I'm going to silence till Friday so you have time to look at it.

The health checks in the k8s charms are controlled by Pebble, and the check parameters on the Kubernetes side are actually for the Pebble server. Therefore, the small failed threshold and timeout seconds are meant for Pebble health API requests, instead of WordPress health check requests. The actual health check parameters for WordPress are defined as you mentioned here, with a timeout of 5 seconds and a failure threshold of 3 (default).

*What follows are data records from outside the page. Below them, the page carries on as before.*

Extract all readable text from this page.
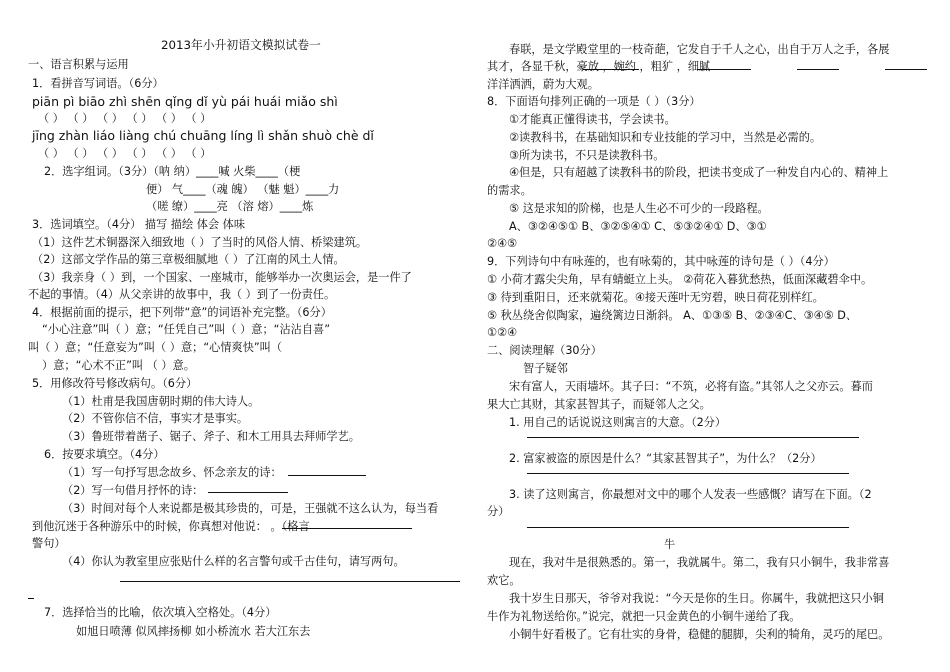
2013年小升初语文模拟试卷一
一、语言积累与运用
1．看拼音写词语。（6分）
piān pì biāo zhì shēn qǐng dǐ yù pái huái miǎo shì
（ ） （ ） （ ） （ ） （ ） （ ）
jīng zhàn liáo liàng chú chuāng líng lì shǎn shuò chè dǐ
（ ） （ ） （ ） （ ） （ ） （ ）
2．选字组词。（3分）（呐 纳）____喊 火柴____（梗
便） 气____（魂 魄） （魅 魁）____力
（嗟 缭）____亮 （溶 熔）____炼
3．选词填空。（4分） 描写 描绘 体会 体味
（1）这件艺术铜器深入细致地（ ）了当时的风俗人情、桥梁建筑。
（2）这部文学作品的第三章极细腻地（ ）了江南的风土人情。
（3）我亲身（ ）到，一个国家、一座城市，能够举办一次奥运会，是一件了
不起的事情。（4）从父亲讲的故事中，我（ ）到了一份责任。
4．根据前面的提示，把下列带“意”的词语补充完整。（6分）
“小心注意”叫（ ）意；“任凭自己”叫（ ）意；“沾沾自喜”
叫（ ）意；“任意妄为”叫（ ）意；“心情爽快”叫（
）意；“心术不正”叫 （ ）意。
5．用修改符号修改病句。（6分）
（1）杜甫是我国唐朝时期的伟大诗人。
（2）不管你信不信，事实才是事实。
（3）鲁班带着凿子、锯子、斧子、和木工用具去拜师学艺。
6．按要求填空。（4分）
（1）写一句抒写思念故乡、怀念亲友的诗：
（2）写一句借月抒怀的诗：
（3）时间对每个人来说都是极其珍贵的，可是，王强就不这么认为，每当看
到他沉迷于各种游乐中的时候，你真想对他说： 。（格言
警句）
（4）你认为教室里应张贴什么样的名言警句或千古佳句，请写两句。
7．选择恰当的比喻，依次填入空格处。（4分）
如旭日喷薄 似风摔扬柳 如小桥流水 若大江东去
春联，是文学殿堂里的一枝奇葩，它发自于千人之心，出自于万人之手，各展
其才，各显千秋，豪放 ，婉约 ，粗犷 ，细腻
洋洋洒洒，蔚为大观。
8．下面语句排列正确的一项是（ ）（3分）
①才能真正懂得读书，学会读书。
②读教科书，在基础知识和专业技能的学习中，当然是必需的。
③所为读书，不只是读教科书。
④但是，只有超越了读教科书的阶段，把读书变成了一种发自内心的、精神上
的需求。
⑤ 这是求知的阶梯，也是人生必不可少的一段路程。
A、③②④⑤① B、③②⑤④① C、⑤③②④① D、③①
②④⑤
9．下列诗句中有咏莲的，也有咏菊的，其中咏莲的诗句是（ ）（4分）
① 小荷才露尖尖角，早有蜻蜓立上头。 ②荷花入暮犹愁热，低面深藏碧伞中。
③ 待到重阳日，还来就菊花。④接天莲叶无穷碧，映日荷花别样红。
⑤ 秋丛绕舍似陶家，遍绕篱边日渐斜。 A、①③⑤ B、②③④C、③④⑤ D、
①②④
二、阅读理解（30分）
智子疑邻
宋有富人，天雨墙坏。其子曰：“不筑，必将有盗。”其邻人之父亦云。暮而
果大亡其财，其家甚智其子，而疑邻人之父。
1. 用自己的话说说这则寓言的大意。（2分）
2. 富家被盗的原因是什么？“其家甚智其子”，为什么？（2分）
3. 读了这则寓言，你最想对文中的哪个人发表一些感慨？请写在下面。（2
分）
牛
现在，我对牛是很熟悉的。第一，我就属牛。第二，我有只小铜牛，我非常喜
欢它。
我十岁生日那天，爷爷对我说：“今天是你的生日。你属牛，我就把这只小铜
牛作为礼物送给你。”说完，就把一只金黄色的小铜牛递给了我。
小铜牛好看极了。它有壮实的身骨，稳健的腿脚，尖利的犄角，灵巧的尾巴。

Do you have any monitoring information that you can share with us? For example, there's a request duration Prometheus metric which can indicate if the WordPress server is running slowly, and perhaps any WordPress Apache logs related to the failure in Loki?

ben-ballot commented 2 months ago

Here is an extract of a failure that happened today and the relevant apache logs around it:

cbartz commented 5 days ago

@weiiwang01 can you follow-up on this and/or close the issue please?

weiiwang01 commented 2 days ago

i believe this has already been addressed in higher revisions of the wordpress-k8s charm by this pull request, which adds configurable timeout values: https://github.com/canonical/wordpress-k8s-operator/pull/239.

i will close this for now; please reopen the issue if there are other problems after the upgrade.